FYI I have used Fedora 14 ISO: Fedora-14-x86_64-DVD.iso Unpacked it (or use fuseiso or mount loop), and synchronized it via localhost. Not sure if all the errors above were caused by the fact it is so fast or syncing to ISO content. Tried regular F15 repo now and I only have one error, works better.
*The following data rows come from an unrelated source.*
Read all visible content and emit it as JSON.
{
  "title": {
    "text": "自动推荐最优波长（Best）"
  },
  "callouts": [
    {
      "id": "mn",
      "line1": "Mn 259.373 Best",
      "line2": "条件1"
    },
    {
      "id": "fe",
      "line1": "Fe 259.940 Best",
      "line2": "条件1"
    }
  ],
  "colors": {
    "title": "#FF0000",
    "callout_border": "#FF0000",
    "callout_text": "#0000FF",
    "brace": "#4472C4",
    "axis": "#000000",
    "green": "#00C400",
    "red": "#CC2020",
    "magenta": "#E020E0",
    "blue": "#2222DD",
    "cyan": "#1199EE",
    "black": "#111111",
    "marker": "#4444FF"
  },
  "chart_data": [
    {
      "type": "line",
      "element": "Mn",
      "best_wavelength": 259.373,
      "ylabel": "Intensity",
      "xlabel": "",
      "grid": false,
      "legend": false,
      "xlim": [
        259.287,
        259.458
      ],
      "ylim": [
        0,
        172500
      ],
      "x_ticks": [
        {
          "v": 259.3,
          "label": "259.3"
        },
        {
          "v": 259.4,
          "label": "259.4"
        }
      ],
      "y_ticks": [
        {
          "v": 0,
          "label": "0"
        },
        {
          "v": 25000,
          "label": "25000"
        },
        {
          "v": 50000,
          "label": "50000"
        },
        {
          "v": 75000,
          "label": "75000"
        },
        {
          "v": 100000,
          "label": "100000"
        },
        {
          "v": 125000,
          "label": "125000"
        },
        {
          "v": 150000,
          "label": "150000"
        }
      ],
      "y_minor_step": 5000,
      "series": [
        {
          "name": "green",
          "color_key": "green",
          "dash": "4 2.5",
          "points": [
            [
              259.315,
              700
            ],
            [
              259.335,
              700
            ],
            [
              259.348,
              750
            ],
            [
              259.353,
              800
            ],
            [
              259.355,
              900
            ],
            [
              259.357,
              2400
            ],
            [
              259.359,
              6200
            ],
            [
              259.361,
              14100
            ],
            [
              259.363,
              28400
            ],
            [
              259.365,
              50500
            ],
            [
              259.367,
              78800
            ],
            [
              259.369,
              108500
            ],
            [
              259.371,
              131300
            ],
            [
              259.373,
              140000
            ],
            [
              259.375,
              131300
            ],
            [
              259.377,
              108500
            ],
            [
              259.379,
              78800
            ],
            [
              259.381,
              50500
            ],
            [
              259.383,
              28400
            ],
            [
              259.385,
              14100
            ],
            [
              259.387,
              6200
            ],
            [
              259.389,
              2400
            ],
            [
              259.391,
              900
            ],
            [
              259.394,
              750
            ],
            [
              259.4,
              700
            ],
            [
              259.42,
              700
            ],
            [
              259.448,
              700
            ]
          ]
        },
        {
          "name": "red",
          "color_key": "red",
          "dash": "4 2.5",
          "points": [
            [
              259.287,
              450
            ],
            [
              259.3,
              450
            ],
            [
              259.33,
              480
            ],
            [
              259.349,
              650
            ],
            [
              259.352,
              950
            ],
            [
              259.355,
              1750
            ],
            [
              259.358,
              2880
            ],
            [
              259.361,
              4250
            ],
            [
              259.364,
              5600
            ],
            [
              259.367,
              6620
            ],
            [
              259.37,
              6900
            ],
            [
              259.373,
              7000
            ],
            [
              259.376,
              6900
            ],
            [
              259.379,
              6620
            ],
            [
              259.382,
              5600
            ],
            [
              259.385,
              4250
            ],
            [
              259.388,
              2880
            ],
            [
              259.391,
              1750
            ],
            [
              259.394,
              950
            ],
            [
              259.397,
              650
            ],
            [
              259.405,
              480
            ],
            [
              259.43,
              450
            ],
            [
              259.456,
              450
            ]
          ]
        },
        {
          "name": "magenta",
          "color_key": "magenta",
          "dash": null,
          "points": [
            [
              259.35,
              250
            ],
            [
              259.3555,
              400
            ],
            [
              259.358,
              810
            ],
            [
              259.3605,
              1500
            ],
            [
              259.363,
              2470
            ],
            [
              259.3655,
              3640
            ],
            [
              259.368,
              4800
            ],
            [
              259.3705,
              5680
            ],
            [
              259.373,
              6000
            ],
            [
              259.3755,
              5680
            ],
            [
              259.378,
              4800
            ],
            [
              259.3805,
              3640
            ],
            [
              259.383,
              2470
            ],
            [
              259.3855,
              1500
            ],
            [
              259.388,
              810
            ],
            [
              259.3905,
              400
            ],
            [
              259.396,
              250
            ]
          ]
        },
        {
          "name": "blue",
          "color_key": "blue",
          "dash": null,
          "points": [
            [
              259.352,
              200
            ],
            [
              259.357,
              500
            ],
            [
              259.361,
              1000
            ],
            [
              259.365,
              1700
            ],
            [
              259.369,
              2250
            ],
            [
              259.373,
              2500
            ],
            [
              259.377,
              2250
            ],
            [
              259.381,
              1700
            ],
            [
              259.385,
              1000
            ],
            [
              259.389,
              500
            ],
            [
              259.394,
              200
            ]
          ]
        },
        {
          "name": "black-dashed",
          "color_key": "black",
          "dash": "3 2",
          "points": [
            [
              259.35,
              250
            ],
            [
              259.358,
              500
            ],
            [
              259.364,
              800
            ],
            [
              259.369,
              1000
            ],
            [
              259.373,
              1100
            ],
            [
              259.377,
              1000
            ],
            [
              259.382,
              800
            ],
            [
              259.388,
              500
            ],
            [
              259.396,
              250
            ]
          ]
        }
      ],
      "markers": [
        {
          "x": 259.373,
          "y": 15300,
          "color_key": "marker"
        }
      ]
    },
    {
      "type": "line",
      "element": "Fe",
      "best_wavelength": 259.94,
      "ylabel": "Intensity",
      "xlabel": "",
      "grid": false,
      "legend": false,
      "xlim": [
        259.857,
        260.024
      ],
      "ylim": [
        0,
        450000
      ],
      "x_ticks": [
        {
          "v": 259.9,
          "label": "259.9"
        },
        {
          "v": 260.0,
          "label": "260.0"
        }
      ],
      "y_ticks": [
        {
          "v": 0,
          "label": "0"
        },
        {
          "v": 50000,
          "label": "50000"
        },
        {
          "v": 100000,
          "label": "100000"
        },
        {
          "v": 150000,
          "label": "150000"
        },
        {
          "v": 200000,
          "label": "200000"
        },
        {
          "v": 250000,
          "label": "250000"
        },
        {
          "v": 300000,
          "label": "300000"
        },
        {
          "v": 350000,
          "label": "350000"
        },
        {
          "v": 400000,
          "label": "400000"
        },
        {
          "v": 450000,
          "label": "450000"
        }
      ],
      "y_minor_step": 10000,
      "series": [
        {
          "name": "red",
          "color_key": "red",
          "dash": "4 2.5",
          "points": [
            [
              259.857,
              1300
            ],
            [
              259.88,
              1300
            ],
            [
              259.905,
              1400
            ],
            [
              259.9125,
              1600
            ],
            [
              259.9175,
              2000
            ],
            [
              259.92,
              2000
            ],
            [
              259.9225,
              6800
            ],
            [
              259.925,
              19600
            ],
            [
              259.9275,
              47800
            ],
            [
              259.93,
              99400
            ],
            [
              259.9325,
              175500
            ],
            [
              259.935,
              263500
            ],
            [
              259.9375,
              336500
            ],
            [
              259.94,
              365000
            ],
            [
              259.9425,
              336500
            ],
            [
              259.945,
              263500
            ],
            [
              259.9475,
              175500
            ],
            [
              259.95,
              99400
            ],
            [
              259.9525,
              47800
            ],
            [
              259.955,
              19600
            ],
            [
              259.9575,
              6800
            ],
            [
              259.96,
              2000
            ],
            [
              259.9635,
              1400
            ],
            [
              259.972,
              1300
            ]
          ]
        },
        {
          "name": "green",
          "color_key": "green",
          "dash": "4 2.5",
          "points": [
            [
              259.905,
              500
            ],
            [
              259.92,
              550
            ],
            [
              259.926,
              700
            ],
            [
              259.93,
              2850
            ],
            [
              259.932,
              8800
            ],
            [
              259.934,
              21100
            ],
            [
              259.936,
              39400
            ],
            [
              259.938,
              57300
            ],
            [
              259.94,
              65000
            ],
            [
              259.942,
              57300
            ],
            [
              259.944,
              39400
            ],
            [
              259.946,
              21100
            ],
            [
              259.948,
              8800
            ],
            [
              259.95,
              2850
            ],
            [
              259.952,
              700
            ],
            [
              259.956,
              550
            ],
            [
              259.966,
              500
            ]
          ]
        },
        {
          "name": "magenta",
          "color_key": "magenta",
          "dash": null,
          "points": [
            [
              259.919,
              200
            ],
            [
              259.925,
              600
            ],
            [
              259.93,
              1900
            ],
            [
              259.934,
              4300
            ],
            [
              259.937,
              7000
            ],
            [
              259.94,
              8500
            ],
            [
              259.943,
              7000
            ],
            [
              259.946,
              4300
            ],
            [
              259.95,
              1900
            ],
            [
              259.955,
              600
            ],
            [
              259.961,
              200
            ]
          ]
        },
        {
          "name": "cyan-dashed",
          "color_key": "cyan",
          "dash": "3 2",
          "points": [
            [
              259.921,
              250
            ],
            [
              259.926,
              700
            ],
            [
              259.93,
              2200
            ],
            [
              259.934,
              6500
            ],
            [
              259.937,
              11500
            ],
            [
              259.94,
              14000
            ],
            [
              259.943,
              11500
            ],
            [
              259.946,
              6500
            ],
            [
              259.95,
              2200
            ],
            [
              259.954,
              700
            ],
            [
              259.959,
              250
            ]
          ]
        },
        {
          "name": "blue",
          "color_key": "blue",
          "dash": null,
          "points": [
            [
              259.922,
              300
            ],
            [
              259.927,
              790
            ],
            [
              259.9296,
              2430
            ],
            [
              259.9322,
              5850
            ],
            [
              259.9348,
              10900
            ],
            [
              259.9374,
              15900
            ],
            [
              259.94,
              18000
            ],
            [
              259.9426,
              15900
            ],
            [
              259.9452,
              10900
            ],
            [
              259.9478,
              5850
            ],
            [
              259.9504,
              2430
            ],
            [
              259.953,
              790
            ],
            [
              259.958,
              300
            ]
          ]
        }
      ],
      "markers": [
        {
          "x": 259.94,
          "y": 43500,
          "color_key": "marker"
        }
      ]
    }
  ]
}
Attaching full debug output of grinder yum --label test -U http://localhost/pub/isos/fuse/Fedora-14-x86_64-DVD.iso/ Sample: grinder.ParallelFetch: ERROR Traceback (most recent call last): File "/usr/lib/python2.7/site-packages/grinder/activeobject.py", line 447, in process retval = method(*args, **kwargs) File "/usr/lib/python2.7/site-packages/grinder/RepoFetch.py", line 117, in fetchItem verify_options=self.verify_options) File "/usr/lib/python2.7/site-packages/grinder/BaseFetch.py", line 301, in fetch checksum, headers, retryTimes, packages_location) File "/usr/lib/python2.7/site-packages/grinder/BaseFetch.py", line 301, in fetch checksum, headers, retryTimes, packages_location) File "/usr/lib/python2.7/site-packages/grinder/BaseFetch.py", line 244, in fetch curl.perform() error: (6, 'Could not resolve host: Packages; Cannot allocate memory')
Created attachment 530117 [details] log file 1
Created attachment 530118 [details] log file 2
Here's the grinder bug that relates to the problem seen here from the ISO https://bugzilla.redhat.com/show_bug.cgi?id=749211
I don't believe this issue exists anymore, since we rewrote the Yum Importer, and no longer use Grinder.